Shifts in the composition of the microbiota of stored wheat grains in response to fumigation

Authors: SOLANKI, MANOJ KUMAR - Volcani Center (ARO); ABDELFATTAH, AHMED - Stockholm University; BRITZI, MALKA - Kimron Veterinary Institute; ZAKIN, VARDA - Volcani Center (ARO); Wisniewski, Michael; DROBY, SAMIR - Volcani Center (ARO); SIONOV, EDWARD - Volcani Center (ARO)

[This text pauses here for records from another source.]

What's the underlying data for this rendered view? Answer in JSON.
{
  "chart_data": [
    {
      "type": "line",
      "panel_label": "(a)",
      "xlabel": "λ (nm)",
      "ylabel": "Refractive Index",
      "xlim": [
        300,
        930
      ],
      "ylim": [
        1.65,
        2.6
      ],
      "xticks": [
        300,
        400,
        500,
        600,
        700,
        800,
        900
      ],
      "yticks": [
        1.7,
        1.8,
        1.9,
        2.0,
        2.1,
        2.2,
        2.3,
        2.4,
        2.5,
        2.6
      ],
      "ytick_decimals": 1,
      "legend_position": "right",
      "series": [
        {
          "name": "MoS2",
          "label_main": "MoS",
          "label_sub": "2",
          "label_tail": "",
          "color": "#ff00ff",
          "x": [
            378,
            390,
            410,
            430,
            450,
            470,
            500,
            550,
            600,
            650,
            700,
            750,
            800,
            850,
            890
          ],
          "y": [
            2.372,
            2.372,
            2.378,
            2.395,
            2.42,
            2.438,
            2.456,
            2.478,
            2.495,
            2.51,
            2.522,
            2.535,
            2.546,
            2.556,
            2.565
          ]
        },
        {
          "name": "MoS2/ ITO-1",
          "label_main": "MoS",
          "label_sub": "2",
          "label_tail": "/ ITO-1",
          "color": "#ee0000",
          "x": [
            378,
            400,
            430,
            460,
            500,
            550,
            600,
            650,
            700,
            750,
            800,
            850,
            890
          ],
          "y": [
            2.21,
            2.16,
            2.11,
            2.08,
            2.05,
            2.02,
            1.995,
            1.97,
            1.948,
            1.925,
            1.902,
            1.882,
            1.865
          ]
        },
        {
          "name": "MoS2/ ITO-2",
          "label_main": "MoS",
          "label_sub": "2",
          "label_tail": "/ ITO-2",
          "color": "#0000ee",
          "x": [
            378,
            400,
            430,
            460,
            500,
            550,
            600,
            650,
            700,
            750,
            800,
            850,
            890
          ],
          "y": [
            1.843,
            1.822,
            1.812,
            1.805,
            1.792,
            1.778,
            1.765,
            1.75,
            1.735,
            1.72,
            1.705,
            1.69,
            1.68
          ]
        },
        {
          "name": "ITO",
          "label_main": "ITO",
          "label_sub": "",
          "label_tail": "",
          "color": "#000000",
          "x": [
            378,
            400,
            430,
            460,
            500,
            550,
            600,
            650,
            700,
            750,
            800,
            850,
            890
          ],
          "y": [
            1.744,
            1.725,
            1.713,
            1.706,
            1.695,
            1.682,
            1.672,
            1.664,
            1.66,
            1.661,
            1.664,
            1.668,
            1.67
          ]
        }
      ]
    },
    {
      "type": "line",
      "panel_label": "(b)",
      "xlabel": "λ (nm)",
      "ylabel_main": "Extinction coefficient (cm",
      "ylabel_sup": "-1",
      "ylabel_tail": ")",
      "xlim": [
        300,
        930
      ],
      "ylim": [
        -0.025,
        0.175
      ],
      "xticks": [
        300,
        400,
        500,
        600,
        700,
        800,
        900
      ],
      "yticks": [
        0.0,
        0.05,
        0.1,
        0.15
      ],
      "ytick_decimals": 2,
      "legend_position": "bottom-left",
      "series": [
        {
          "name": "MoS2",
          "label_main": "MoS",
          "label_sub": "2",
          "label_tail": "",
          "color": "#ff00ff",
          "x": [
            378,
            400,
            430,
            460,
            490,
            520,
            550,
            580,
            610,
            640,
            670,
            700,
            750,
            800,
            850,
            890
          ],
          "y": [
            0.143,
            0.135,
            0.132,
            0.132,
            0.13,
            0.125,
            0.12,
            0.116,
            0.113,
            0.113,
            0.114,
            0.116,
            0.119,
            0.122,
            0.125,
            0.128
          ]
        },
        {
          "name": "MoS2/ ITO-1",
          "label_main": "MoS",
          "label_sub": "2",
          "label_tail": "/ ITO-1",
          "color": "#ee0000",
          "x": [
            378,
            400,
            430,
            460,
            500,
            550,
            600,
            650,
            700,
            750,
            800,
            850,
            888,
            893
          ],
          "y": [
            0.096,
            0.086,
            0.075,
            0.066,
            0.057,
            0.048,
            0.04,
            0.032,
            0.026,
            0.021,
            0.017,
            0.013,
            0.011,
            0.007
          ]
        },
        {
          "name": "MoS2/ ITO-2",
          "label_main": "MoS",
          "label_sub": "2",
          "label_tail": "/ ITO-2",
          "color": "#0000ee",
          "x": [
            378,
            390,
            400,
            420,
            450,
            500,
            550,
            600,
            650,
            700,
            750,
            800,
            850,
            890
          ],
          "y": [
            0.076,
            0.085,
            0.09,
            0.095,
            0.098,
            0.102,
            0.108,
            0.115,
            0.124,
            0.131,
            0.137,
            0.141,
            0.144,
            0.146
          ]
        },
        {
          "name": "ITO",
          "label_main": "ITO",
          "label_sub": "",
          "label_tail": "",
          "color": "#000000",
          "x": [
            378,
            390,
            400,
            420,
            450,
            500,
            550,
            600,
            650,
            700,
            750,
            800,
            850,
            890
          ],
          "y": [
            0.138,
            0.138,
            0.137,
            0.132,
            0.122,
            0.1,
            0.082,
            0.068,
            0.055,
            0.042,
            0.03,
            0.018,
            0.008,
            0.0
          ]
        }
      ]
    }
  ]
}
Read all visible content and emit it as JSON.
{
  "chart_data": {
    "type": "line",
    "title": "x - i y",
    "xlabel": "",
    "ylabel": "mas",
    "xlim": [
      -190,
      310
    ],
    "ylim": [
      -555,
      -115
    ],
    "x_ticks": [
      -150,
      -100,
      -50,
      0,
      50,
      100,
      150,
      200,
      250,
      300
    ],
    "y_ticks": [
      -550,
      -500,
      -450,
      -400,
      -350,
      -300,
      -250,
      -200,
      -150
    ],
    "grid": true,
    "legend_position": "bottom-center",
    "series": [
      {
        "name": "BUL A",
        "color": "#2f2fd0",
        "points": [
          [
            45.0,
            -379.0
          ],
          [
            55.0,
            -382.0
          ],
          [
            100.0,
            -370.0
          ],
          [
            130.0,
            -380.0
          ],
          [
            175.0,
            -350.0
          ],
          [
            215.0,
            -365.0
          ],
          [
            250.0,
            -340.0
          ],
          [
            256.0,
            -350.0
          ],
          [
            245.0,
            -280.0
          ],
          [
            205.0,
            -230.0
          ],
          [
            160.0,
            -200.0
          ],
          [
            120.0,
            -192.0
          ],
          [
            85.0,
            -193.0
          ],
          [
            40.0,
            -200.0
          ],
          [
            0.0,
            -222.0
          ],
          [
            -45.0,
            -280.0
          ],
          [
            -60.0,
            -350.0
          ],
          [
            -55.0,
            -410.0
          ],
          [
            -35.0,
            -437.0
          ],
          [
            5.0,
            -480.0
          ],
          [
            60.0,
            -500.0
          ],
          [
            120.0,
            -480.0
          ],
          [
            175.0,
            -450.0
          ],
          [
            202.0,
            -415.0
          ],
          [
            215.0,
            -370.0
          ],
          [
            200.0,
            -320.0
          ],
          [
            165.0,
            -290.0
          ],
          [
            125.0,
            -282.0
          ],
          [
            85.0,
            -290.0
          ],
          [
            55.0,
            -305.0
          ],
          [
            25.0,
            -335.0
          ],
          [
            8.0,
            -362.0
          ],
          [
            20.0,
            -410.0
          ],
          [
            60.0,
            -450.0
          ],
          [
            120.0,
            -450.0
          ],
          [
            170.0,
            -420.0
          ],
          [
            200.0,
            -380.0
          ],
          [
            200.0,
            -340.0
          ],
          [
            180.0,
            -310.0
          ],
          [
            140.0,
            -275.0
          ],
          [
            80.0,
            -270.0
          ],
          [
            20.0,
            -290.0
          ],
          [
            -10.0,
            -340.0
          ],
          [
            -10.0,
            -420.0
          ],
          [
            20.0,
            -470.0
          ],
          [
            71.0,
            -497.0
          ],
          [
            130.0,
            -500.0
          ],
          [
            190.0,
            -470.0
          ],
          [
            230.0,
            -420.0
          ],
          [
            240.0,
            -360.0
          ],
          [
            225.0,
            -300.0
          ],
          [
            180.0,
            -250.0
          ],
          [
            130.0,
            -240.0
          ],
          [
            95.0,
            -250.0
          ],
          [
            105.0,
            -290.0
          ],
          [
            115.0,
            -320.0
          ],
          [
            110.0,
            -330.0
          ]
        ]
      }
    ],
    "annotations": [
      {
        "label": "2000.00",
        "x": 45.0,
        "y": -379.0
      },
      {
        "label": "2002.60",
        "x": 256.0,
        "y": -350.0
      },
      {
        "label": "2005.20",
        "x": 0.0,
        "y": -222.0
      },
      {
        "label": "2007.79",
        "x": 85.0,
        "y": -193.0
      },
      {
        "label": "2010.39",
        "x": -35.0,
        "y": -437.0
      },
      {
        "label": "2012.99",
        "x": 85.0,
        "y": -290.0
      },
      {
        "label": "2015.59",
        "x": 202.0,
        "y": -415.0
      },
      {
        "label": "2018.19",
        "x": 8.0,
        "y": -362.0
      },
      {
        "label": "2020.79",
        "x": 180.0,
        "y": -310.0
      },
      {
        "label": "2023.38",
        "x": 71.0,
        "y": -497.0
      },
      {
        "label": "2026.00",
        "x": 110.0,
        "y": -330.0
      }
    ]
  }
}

Submitted to: Frontiers in Microbiology
Publication Type: Peer Reviewed Journal
Publication Acceptance Date: 4/30/2019
Publication Date: 5/17/2019
Citation: Solanki, M., Abdelfattah, A., Britzi, M., Zakin, V., Wisniewski, M.E., Droby, S., Sionov, E. 2019. Shifts in the composition of the microbiota of stored wheat grains in response to fumigation. Frontiers in Microbiology. https://doi.org/10.3389/fmicb.2019.01098.
DOI: https://doi.org/10.3389/fmicb.2019.01098

Interpretive Summary: Wheat is one of the most important cultivated cereals produced and consumed globally. It provides, on average, about 20% of the daily caloric requirement and about 21% of the daily protein intake in the human diet. The availability of high-quality wheat grains is essential for maintaining the stability of the world’s food supply and for global food security. Wheat grains are colonized by complex microbial communities that play different roles in grain quality and susceptibility to disease. A better knowledge of the composition and dynamics of wheat-grain associated microbiota is needed to identify novel beneficial microorganisms that may improve crop health and suppress the growth of potential pathogens in a sustainable manner. The objective of the present study was to characterize the composition of the fungal and bacterial communities in stored wheat grains, which produced annually for human and animal consumption, and to determine the impact of phosphine fumigation on the wheat grain microbiome. The results of the study demonstrated that phosphine fumigation had a significant impact on microbial community composition in stored wheat grain. The shifts in bacterial and yeast populations, coincident with the fumigant application, may have also led to changes in the functional diversity of those communities. A better understanding of the interactions that occur among the different members of the microbial community of stored wheat grains at specific timepoints (e.g., before and/or after fumigant application) can assist in the prediction of fungal disease incidence and mycotoxin production, as well as in the development of novel approaches for controlling mycotoxin contamination in grains and managing crop diseases in general.

Technical Abstract: While the wheat-associated microbiome is of major agricultural importance, little is known about the alterations in wheat grain microbial community composition during storage. Characterization of the bacterial and fungal communities in stored wheat grains revealed the impact of phosphine fumigation, one of the most effective methods to eliminate insects in stored commodities, on the composition of the wheat grain microbiome. High-throughput amplicon sequencing of the bacterial 16S rRNA gene and fungal internal transcribed spacer (ITS) region was used to analyze the wheat grain microbiome at different times over a 6-month-period of storage. Higher bacterial diversity was found across the samples during the first (immediately after harvest) and second (3 months later) time points, with a predominance of Proteobacteria, Firmicutes, Actinobacteria, Bacteroidetes and Planctomycetes. A two-fold decrease in the number of bacterial operational taxonomic units (OTUs) was observed in wheat grains at the last time point (6 months later), following phosphine treatment. In contrast to the effect of phosphine on bacteria, it did not affect fungal diversity in stored grains. The majority of fungal sequences were assigned to Ascomycota, followed by Basidiomycota, Glomeromycota, and unidentified fungi, which were evenly distributed throughout the storage period. Alpha and beta diversity analyses were confirmed by examination of the cultured microbial taxa obtained from the stored wheat grains. Mycotoxinanalysis of wheat grains collected after phosphine fumigation revealed the presence of Fusarium toxins, primarily deoxynivalenol (DON). Several mycotoxigenic Fusariumspp. were also detected in the same samples. Results of the present study indicate that microbiome of stored, whole wheat grains was strongly affected by phosphinefumigation, which changed the structure of the microbial community leading to shifts in species composition toward mycotoxigenic strains. A better understanding of the complex interactions within the microbial communities of stored grains will assist in the development of novel biocontrol strategies to overcome mycotoxin contamination.